1/25/2005

Today's YDN reports a win for financial aid reform:
The University will likely soon unveil additions to undergraduate financial aid that would provide students currently receiving aid with funding to cover the costs of summer study abroad programs, Yale College Dean Peter Salovey said Monday. If discussions among top administrators continue to move forward, Salovey said, the final details will likely be ironed out as early as February -- just as Yale students are finalizing their summer plans. The idea that all students, including those on financial aid, should be able to participate in costly foreign study opportunities was first articulated in the Committee for Yale College Education's 2003 curriculum review. But discussions became "especially serious" last summer, when the University developed plans to bolster study abroad options in nations such as India and China, he said... Currently Yale does not provide any need-based financial aid to students studying overseas during the summer months, although the University does fund study abroad options during the academic year for financial aid students. The administration is now soliciting ideas about ways to implement such an aid program from a variety of standing committees on international education, admissions and financial aid, and a new committee on programs in China that Salovey appointed in November. But Yale's top administrators will make final budgetary decisions, Salovey said...The total cost of funding summer study abroad for financial aid students has not yet been determined, Salovey said. Although officials have not yet identified a source of the funding, Salovey said he thinks this would be an "attractive gift opportunity" for alumni and major donors of the University.
And Alexis Wolff reflects on financial aid's role in her four years here:
To pay my self-help requirement for four years, I will have worked (at $10/hour) a total of 1,680 hours. (And that's assuming I needed no spending money.) Work-study jobs have allowed me to refine my secretarial and cataloguing skills, but I am finding myself under-qualified as I contemplate my post-Yale life. Perhaps I shouldn't be surprised: My more affluent Yale classmates had at least 1,680 more hours to dedicate to their classes, reading The Wall Street Journal or writing poetry. (No matter how great my innate poetry skills, whom would you predict to be the better poet -- me, or the kid with 1,680 more hours of practice?) Yale's current self-help requirement does not make extracurricular activities impossible, but it makes them difficult. My freshman year, I spent approximately 20 hours a week writing for the Yale Daily News. I compensated for the time financially by filling my self-help through loans. By the end of the year, however, I had depleted my high school savings and had no spending money, so sophomore year I had to get a job. I have worked 10 to 20 hours a week since then. Yale didn't technically prevent me from juggling work and the YDN, or from joining the Dramat or Dwight Hall Ex-Comm. But like many students who come from low-income families, I felt guilty for forsaking work for a selfish activity. Once I started to earn money, I couldn't turn back. The UOC's platform, which can be viewed at http://www.petitiononline.com/yaleaid/petition.html, proposes cutting self-help in half and paying students on financial aid to participate in certain extracurricular activities.
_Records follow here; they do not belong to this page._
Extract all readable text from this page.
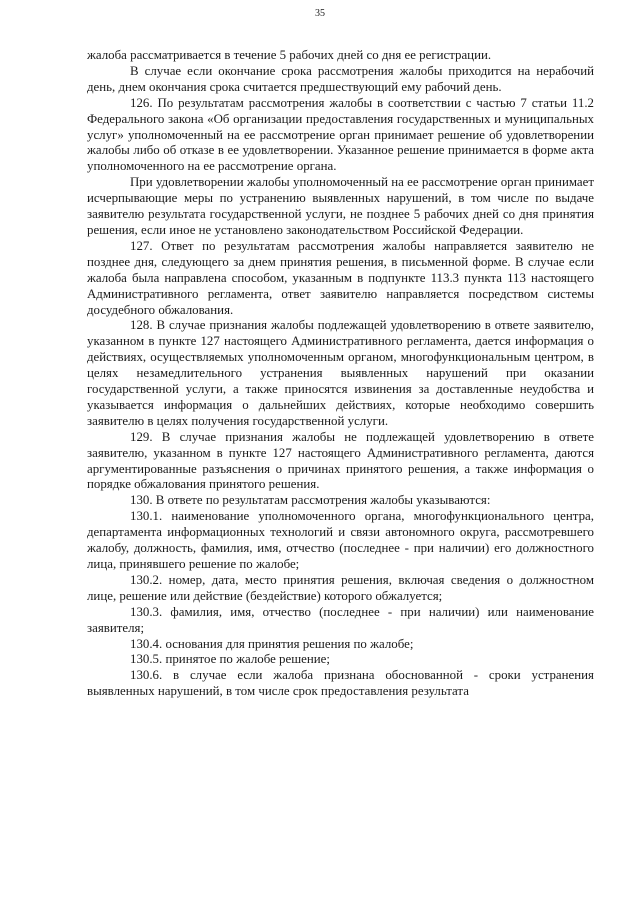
35

жалоба рассматривается в течение 5 рабочих дней со дня ее регистрации.

В случае если окончание срока рассмотрения жалобы приходится на нерабочий день, днем окончания срока считается предшествующий ему рабочий день.

126. По результатам рассмотрения жалобы в соответствии с частью 7 статьи 11.2 Федерального закона «Об организации предоставления государственных и муниципальных услуг» уполномоченный на ее рассмотрение орган принимает решение об удовлетворении жалобы либо об отказе в ее удовлетворении. Указанное решение принимается в форме акта уполномоченного на ее рассмотрение органа.

При удовлетворении жалобы уполномоченный на ее рассмотрение орган принимает исчерпывающие меры по устранению выявленных нарушений, в том числе по выдаче заявителю результата государственной услуги, не позднее 5 рабочих дней со дня принятия решения, если иное не установлено законодательством Российской Федерации.

127. Ответ по результатам рассмотрения жалобы направляется заявителю не позднее дня, следующего за днем принятия решения, в письменной форме. В случае если жалоба была направлена способом, указанным в подпункте 113.3 пункта 113 настоящего Административного регламента, ответ заявителю направляется посредством системы досудебного обжалования.

128. В случае признания жалобы подлежащей удовлетворению в ответе заявителю, указанном в пункте 127 настоящего Административного регламента, дается информация о действиях, осуществляемых уполномоченным органом, многофункциональным центром, в целях незамедлительного устранения выявленных нарушений при оказании государственной услуги, а также приносятся извинения за доставленные неудобства и указывается информация о дальнейших действиях, которые необходимо совершить заявителю в целях получения государственной услуги.

129. В случае признания жалобы не подлежащей удовлетворению в ответе заявителю, указанном в пункте 127 настоящего Административного регламента, даются аргументированные разъяснения о причинах принятого решения, а также информация о порядке обжалования принятого решения.

130. В ответе по результатам рассмотрения жалобы указываются:

130.1. наименование уполномоченного органа, многофункционального центра, департамента информационных технологий и связи автономного округа, рассмотревшего жалобу, должность, фамилия, имя, отчество (последнее - при наличии) его должностного лица, принявшего решение по жалобе;

130.2. номер, дата, место принятия решения, включая сведения о должностном лице, решение или действие (бездействие) которого обжалуется;

130.3. фамилия, имя, отчество (последнее - при наличии) или наименование заявителя;

130.4. основания для принятия решения по жалобе;

130.5. принятое по жалобе решение;

130.6. в случае если жалоба признана обоснованной - сроки устранения выявленных нарушений, в том числе срок предоставления результата
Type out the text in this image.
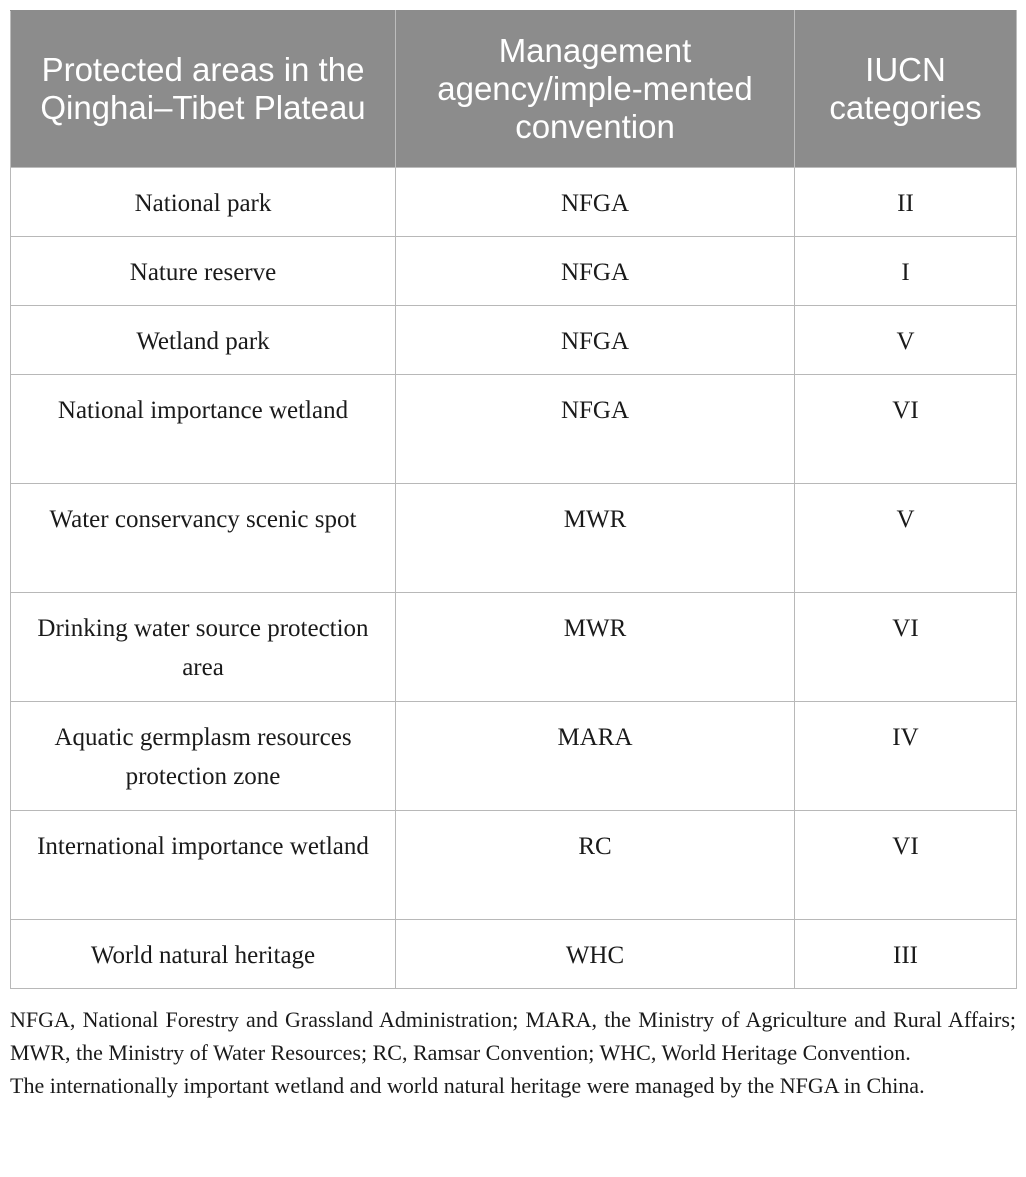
Protected areas in the Qinghai–Tibet Plateau	Management agency/imple-mented convention	IUCN categories
National park	NFGA	II
Nature reserve	NFGA	I
Wetland park	NFGA	V
National importance wetland	NFGA	VI
Water conservancy scenic spot	MWR	V
Drinking water source protection area	MWR	VI
Aquatic germplasm resources protection zone	MARA	IV
International importance wetland	RC	VI
World natural heritage	WHC	III

NFGA, National Forestry and Grassland Administration; MARA, the Ministry of Agriculture and Rural Affairs; MWR, the Ministry of Water Resources; RC, Ramsar Convention; WHC, World Heritage Convention.

The internationally important wetland and world natural heritage were managed by the NFGA in China.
Searching for jobs, I realized my selection is more limited than that of my classmates, because I have loan payments due. Even though I chose to work rather than to pay my self-help contribution entirely through loans, I have still incurred debt much higher than Yale's current financial aid policy would lead you to believe. Although Yale requires only the parental contribution recommended by a student's FASFA-generated Student Aid Report, the SAR does not consider that when a family lives hand-to-mouth, things come up. This year, for example, my mom could only produce half of her required contribution, so I had to take out additional loans.

1 Comments:

Blogger alek said...

No big deal, and I don't expect much from the YDN in terms of institutional memory, but this -- "The idea that all students, including those on financial aid, should be able to participate in costly foreign study opportunities was first articulated in the Committee for Yale College Education's 2003 curriculum review" -- is patently false.